Led by the city of Surrey, the Fraser Valley is projected to pass Vancouver in population within the next 10 years. This is why it is imperative that this system be built immediately. Opponents in the Provincial Government have been trying to fool the public into believing that ridership might actually be an issue, simply because they would rather spend money elsewhere.
It is a known fact that comparable regions, even regions with less density, have effective light rail systems. We see this in cities such as Calgary and Edmonton. The recent Interurban study was undertaken by a prestigious light rail firm in England, Leewood Projects. It would be absurd for them to even include ridership data in their study.
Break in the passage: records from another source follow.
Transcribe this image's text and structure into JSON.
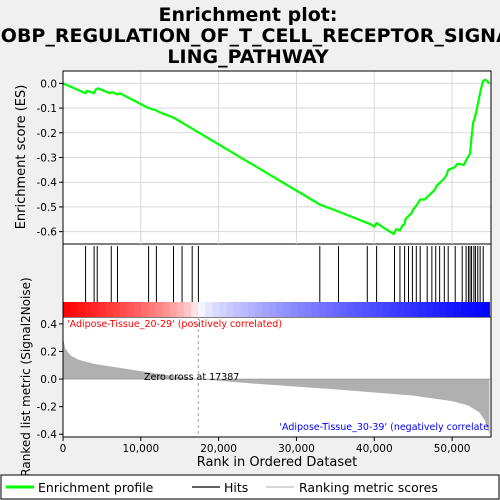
{
  "chart_data": {
    "type": "line",
    "title": [
      "Enrichment plot:",
      "GOBP_REGULATION_OF_T_CELL_RECEPTOR_SIGNA",
      "LING_PATHWAY"
    ],
    "es_panel": {
      "ylabel": "Enrichment score (ES)",
      "ylim": [
        -0.65,
        0.05
      ],
      "yticks": [
        {
          "v": 0.0,
          "label": "0.0"
        },
        {
          "v": -0.1,
          "label": "-0.1"
        },
        {
          "v": -0.2,
          "label": "-0.2"
        },
        {
          "v": -0.3,
          "label": "-0.3"
        },
        {
          "v": -0.4,
          "label": "-0.4"
        },
        {
          "v": -0.5,
          "label": "-0.5"
        },
        {
          "v": -0.6,
          "label": "-0.6"
        }
      ],
      "line_color": "#00ff00",
      "points": [
        [
          0,
          0.0
        ],
        [
          2900,
          -0.04
        ],
        [
          3100,
          -0.03
        ],
        [
          4000,
          -0.04
        ],
        [
          4200,
          -0.025
        ],
        [
          4500,
          -0.02
        ],
        [
          6000,
          -0.04
        ],
        [
          6300,
          -0.035
        ],
        [
          7000,
          -0.045
        ],
        [
          7300,
          -0.04
        ],
        [
          11000,
          -0.1
        ],
        [
          12000,
          -0.11
        ],
        [
          12300,
          -0.115
        ],
        [
          14300,
          -0.14
        ],
        [
          33000,
          -0.49
        ],
        [
          35500,
          -0.52
        ],
        [
          39500,
          -0.57
        ],
        [
          40000,
          -0.58
        ],
        [
          40300,
          -0.565
        ],
        [
          41500,
          -0.59
        ],
        [
          42500,
          -0.61
        ],
        [
          42800,
          -0.59
        ],
        [
          43300,
          -0.595
        ],
        [
          43600,
          -0.575
        ],
        [
          43900,
          -0.57
        ],
        [
          44000,
          -0.55
        ],
        [
          44300,
          -0.54
        ],
        [
          44800,
          -0.525
        ],
        [
          45000,
          -0.51
        ],
        [
          45300,
          -0.5
        ],
        [
          45600,
          -0.485
        ],
        [
          45900,
          -0.47
        ],
        [
          46500,
          -0.47
        ],
        [
          47300,
          -0.445
        ],
        [
          47800,
          -0.43
        ],
        [
          48000,
          -0.415
        ],
        [
          48500,
          -0.4
        ],
        [
          49000,
          -0.385
        ],
        [
          49300,
          -0.37
        ],
        [
          49500,
          -0.35
        ],
        [
          50300,
          -0.34
        ],
        [
          50700,
          -0.325
        ],
        [
          51500,
          -0.33
        ],
        [
          51900,
          -0.305
        ],
        [
          52300,
          -0.285
        ],
        [
          52500,
          -0.22
        ],
        [
          52700,
          -0.16
        ],
        [
          53000,
          -0.13
        ],
        [
          53200,
          -0.1
        ],
        [
          53400,
          -0.07
        ],
        [
          53600,
          -0.04
        ],
        [
          53800,
          -0.01
        ],
        [
          54000,
          0.01
        ],
        [
          54300,
          0.015
        ],
        [
          54800,
          0.0
        ]
      ]
    },
    "hits": [
      2900,
      4000,
      4400,
      6200,
      7000,
      11000,
      12000,
      14200,
      15300,
      16600,
      17400,
      33000,
      35400,
      39100,
      40300,
      42600,
      43300,
      43900,
      44400,
      44900,
      45400,
      45900,
      46800,
      47400,
      47900,
      48400,
      49000,
      49500,
      50400,
      51300,
      51800,
      52100,
      52300,
      52500,
      52800,
      53000,
      53300,
      53600,
      54000
    ],
    "rank_panel": {
      "ylabel": "Ranked list metric (Signal2Noise)",
      "ylim": [
        -0.42,
        0.45
      ],
      "yticks": [
        {
          "v": 0.4,
          "label": "0.4"
        },
        {
          "v": 0.2,
          "label": "0.2"
        },
        {
          "v": 0.0,
          "label": "0.0"
        },
        {
          "v": -0.2,
          "label": "-0.2"
        },
        {
          "v": -0.4,
          "label": "-0.4"
        }
      ],
      "metric_profile": [
        [
          0,
          0.3
        ],
        [
          300,
          0.22
        ],
        [
          1000,
          0.17
        ],
        [
          2000,
          0.14
        ],
        [
          4000,
          0.11
        ],
        [
          8000,
          0.075
        ],
        [
          12000,
          0.04
        ],
        [
          17387,
          0.0
        ],
        [
          25000,
          -0.035
        ],
        [
          35000,
          -0.075
        ],
        [
          45000,
          -0.12
        ],
        [
          50000,
          -0.16
        ],
        [
          52000,
          -0.19
        ],
        [
          53500,
          -0.24
        ],
        [
          54200,
          -0.3
        ],
        [
          54800,
          -0.4
        ]
      ],
      "zero_cross": 17387,
      "zero_cross_label": "Zero cross at 17387",
      "pos_label": "'Adipose-Tissue_20-29' (positively correlated)",
      "neg_label": "'Adipose-Tissue_30-39' (negatively correlate"
    },
    "xlabel": "Rank in Ordered Dataset",
    "xlim": [
      0,
      55000
    ],
    "xticks": [
      {
        "v": 0,
        "label": "0"
      },
      {
        "v": 10000,
        "label": "10,000"
      },
      {
        "v": 20000,
        "label": "20,000"
      },
      {
        "v": 30000,
        "label": "30,000"
      },
      {
        "v": 40000,
        "label": "40,000"
      },
      {
        "v": 50000,
        "label": "50,000"
      }
    ],
    "n_genes": 54800,
    "legend": [
      {
        "label": "Enrichment profile",
        "color": "#00ff00"
      },
      {
        "label": "Hits",
        "color": "#000000"
      },
      {
        "label": "Ranking metric scores",
        "color": "#bfbfbf"
      }
    ],
    "colors": {
      "pos_label": "#ff0000",
      "neg_label": "#0000ff",
      "metric_fill": "#b0b0b0",
      "zero_line": "#a0a0a0"
    }
  }
}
They have shown us that the system is very workable here in B.C. and can be built economically. If they were in the business of planning systems that didn’t work, they would not be the kind of firm that helped build the Channel Tunnel. This shows the hollowness of the Ridership argument.
According to Translink figures, the West Coast Express commuter service recovers more than 90% of its operating costs. This is despite the fact that as much as half of its budget goes toward a heavy lease fee to CP Rail. The Interurban corridor, on the other hand, does not require any lease fee. The right to operate passenger trains is already owned by the public. The Interurban would serve a population approaching 3 times that of the West Coast Express, and with no lease fee there is little doubt the service would quickly turn an operating profit.
Light Rail systems are one of the most cost effective systems in the world and one of the few modes of public transportation that can pay for themselves. Highways and roads on the other hand cost BC taxpayers billions. The Provincial Transit Plan calls for expenditures of $1.6 billion on buses alone over the next few years. Traffic congestion also has tremendous hidden costs: economic costs, health costs, and costs in terms of environmental pollution.
Ultimately, all of the Province’s current transportation proposals for the Fraser Valley will only serve to increase the traffic on our roads. Reducing road traffic reduces all of these costs. It’s estimated that the West Coast Express service is equivalent to taking 4,300 cars off the road and reducing greenhouse gas emissions by 21,502 tonnes a day.
Opponents of the Interurban argue that, with the current Economic hardships, the timing for construction of an Interurban system is poor. In fact, implementing light rail on the existing Interurban Right of Way is incredibly cost-effective ($6 million per km compared to Skytrain $100-140 million per km). A proposed Skytrain extension as far as Langley will further bankrupt the transit system and communities in the Valley have made it clear they prefer more affordable light rail. The system will serve roughly a million people in the Fraser Valley, far more than any multi-billion dollar transit projects under consideration for Vancouver. The alternative to light rail service is to continue pouring millions into expensive government transit projects like Skytrain.
Today, we still have the opportunity to build a light rail system in the Fraser Valley economically, to all our benefit. The costs of failing to act now are extreme and cannot truly be calculated. A light rail network will help to relieve traffic on our roads, improving our health, our air quality and the environment around us. One day soon this service will connect all the cities of the Fraser Valley and Vancouver in a truly comprehensive transit network. The time to plan that future is today.